So I FINALLY got the base for the helix in place ( more on the helix later… ) and I thought that after all this time it would be kind of an epic moment. Actually it was more anticlimactic. It wasn’t all that hard, once I had the time and materials it went rather quickly and dropped into place.
Once in place, I laid out the outline for the helix itself. With that established, I laid out the return loop because I needed to get that in place and running before I could build up from there. As I had mentioned before the entrance track swings off the main and cuts through the backdrop, it then swings around and comes back across the bridge that is part of the berm scene ( more on that in a minute also ).
In order to get from the main to the helix base required a piece of plywood subroadbed, so first I made a cardboard template.
As you will notice I also had to cut a piece of the upright support in order to get the track through the backdrop. With the template in hand I went out to the garage to cut the piece out of plywood. Took no time at all and the piece dropped right into place.
As you can see, everything was moving along so well that I had the cork roadbed in place before I realized that I had not taken a picture of just the plywood piece in place. You can see towards the top of the picture that the cork roadbed is laid all the way around and comes up just short of the bridge.
It’s at this point that I realized that I was moving way to fast. First of all, if I had not stopped and laid the cork up to the bridge, I then would have started to lay the track and if I had done that I would have then had to tear some of it up. See the picture below and I will explain.
As you can see in the picture above, the street is not finished or mounted to the plywood base. In order to do that I have to pull out the bridge abutments ( which also needs to be mounted ). So I stopped and I will have to get the street painted and permanently mount both the abutments and street.

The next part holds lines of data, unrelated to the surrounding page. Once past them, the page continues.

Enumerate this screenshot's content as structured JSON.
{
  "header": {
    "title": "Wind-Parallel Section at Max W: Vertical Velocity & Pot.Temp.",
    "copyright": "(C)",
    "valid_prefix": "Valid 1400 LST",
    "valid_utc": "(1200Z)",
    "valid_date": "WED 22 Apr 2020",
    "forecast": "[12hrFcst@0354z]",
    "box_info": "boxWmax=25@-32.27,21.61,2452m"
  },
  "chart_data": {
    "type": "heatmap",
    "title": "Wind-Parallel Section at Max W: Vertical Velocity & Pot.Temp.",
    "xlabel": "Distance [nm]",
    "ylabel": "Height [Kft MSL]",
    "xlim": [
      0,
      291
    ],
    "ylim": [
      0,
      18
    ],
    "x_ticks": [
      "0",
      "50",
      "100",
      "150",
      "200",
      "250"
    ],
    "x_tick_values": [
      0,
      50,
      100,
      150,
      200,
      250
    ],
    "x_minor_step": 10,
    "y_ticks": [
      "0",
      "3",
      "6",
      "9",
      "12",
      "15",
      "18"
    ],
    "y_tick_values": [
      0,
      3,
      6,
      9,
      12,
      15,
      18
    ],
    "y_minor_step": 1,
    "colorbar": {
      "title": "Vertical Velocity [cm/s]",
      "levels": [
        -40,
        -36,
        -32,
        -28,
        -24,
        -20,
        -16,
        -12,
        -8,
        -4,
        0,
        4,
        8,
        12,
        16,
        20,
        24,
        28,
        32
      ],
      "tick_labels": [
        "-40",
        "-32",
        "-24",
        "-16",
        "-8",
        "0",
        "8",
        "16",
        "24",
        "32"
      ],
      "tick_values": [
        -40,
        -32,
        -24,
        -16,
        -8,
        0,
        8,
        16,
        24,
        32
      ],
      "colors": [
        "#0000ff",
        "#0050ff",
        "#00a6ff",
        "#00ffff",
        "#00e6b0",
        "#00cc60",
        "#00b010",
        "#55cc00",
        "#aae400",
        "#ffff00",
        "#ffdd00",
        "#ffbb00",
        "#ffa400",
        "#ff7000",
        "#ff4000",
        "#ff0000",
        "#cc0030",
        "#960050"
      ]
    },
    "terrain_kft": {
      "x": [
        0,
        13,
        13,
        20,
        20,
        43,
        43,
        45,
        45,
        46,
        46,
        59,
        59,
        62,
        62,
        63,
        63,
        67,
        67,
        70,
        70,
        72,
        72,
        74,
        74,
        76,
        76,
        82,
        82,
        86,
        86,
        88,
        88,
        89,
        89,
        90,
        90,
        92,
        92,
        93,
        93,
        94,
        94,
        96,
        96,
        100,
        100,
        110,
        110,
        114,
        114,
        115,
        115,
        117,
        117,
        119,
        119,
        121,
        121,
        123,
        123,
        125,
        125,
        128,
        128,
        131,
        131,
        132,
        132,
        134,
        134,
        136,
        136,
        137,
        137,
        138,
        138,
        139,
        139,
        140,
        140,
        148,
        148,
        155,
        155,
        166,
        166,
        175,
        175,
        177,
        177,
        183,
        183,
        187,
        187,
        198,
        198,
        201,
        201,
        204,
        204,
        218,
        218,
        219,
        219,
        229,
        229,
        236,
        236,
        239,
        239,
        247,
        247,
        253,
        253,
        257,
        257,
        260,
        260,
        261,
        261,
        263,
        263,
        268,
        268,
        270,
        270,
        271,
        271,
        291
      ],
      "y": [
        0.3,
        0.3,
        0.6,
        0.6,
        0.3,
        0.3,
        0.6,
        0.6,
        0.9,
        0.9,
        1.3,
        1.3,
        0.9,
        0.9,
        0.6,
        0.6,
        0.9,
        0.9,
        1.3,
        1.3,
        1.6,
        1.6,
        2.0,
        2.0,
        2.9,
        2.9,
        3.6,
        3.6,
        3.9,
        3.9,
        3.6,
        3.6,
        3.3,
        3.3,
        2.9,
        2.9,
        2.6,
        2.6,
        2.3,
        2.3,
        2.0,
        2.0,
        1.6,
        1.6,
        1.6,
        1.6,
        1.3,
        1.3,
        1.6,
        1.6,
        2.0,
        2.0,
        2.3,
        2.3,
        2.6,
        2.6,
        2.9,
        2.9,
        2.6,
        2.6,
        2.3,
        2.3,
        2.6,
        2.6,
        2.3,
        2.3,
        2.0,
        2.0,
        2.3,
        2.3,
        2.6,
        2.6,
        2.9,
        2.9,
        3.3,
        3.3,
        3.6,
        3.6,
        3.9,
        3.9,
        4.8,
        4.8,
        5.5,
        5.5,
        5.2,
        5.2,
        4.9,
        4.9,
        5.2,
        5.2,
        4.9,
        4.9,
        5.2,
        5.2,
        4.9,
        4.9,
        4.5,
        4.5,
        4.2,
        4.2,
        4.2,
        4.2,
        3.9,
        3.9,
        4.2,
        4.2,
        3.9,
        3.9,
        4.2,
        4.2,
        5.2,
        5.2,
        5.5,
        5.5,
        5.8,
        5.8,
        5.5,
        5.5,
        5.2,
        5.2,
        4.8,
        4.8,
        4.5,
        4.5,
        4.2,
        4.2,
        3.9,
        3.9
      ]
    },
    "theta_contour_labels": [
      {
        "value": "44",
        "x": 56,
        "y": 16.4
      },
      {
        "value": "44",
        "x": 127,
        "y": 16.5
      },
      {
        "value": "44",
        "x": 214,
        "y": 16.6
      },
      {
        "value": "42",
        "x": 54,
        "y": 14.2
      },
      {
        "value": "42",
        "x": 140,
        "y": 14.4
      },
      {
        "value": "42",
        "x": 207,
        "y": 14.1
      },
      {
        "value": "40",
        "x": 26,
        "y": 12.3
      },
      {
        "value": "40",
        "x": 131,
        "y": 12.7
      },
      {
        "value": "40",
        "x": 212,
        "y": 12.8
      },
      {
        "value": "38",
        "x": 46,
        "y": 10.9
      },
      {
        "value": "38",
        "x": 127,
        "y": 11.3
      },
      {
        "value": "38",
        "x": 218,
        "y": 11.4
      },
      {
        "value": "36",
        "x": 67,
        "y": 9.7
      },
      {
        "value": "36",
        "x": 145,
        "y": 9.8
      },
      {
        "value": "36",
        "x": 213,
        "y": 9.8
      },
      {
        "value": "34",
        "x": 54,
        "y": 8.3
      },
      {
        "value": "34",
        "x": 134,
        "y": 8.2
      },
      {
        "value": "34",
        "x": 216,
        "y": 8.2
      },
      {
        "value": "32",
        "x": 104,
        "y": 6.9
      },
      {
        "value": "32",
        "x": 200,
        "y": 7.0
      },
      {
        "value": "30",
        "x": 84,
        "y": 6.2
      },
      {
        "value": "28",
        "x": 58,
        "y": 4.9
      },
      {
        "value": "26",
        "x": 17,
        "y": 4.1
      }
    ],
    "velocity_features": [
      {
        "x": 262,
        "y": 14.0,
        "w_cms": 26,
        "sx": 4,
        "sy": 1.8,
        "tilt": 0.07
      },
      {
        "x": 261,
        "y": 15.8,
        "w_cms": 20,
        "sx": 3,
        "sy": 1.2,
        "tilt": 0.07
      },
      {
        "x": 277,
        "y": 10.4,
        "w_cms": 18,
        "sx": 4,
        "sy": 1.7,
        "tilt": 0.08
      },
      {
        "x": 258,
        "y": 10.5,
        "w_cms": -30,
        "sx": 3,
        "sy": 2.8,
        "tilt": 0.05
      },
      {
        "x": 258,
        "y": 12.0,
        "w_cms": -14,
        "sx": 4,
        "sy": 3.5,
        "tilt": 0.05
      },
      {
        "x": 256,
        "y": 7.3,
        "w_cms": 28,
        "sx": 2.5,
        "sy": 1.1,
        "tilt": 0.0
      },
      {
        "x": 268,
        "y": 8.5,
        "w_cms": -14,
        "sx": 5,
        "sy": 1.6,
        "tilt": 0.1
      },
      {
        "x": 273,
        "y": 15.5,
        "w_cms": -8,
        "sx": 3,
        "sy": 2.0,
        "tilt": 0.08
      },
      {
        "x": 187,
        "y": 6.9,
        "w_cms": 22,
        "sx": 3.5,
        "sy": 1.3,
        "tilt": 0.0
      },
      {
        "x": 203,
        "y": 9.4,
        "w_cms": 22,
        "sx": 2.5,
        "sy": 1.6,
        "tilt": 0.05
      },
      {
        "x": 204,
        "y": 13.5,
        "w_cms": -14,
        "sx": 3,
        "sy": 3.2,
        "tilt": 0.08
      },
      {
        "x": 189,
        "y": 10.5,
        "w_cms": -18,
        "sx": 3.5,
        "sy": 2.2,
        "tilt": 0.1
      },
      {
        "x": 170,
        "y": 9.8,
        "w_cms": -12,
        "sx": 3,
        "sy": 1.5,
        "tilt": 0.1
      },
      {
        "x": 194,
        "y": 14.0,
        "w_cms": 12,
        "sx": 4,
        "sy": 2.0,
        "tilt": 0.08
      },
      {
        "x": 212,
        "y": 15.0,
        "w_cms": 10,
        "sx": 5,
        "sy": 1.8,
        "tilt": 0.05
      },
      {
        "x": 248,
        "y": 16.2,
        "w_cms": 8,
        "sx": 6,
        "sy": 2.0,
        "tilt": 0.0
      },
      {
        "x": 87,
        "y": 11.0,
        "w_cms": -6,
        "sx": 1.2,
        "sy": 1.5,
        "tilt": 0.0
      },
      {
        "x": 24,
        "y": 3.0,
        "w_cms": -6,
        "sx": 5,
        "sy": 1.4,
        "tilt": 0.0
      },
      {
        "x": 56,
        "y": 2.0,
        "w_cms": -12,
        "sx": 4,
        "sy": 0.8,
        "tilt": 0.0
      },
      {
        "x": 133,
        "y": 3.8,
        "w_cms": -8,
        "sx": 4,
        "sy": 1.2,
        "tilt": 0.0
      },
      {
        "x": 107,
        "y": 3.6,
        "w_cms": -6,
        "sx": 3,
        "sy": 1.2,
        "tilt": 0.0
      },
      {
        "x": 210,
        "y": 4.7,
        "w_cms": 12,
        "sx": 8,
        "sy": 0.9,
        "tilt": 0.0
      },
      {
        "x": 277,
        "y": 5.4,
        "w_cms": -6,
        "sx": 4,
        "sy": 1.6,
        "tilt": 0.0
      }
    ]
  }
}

More importantly I realized that even if I get the return loop in and running, building the helix is kind of stupid.
I think I have been fixated on the helix because I have never built one. I have built layouts before, built benchwork, laid track and wired it. I have built scenery and backdrops, but I have never built a helix and it is one of the untried challenges that I have been looking forward too. If I started it now, it be a helix to no where. If you can’t run a train to the helix, then what use is the helix.
I mentioned early on that my plan was to work linearly and building the helix now would be jumping ahead. Besides, if I don’t get the rest of the subroadbed in place then the starting height of the helix is just a guess.
So the plan now is to get the rest of the subroadbed in place on the lower level. I started with the next town in line between Jackson and the helix. This will be the town of Brandon, a smaller agricultural based town. I installed the base for this town and was able to figure out where the tracks will enter the helix, although the exact height has yet to be established.
With the starting point for the helix established I worked around the outline of the helix and marked where all the support risers will go. It probably isn’t all that important, but it gave me an idea if there will be any conflicts with anything else that would make installation a problem.
The only other base plywood to install is for New Brighton, I have it cut and just have to install it. After it is in I will begin laying out the mainline and then the sidings. Then the track, wiring etc… Get the mainline running to the helix and then the helix.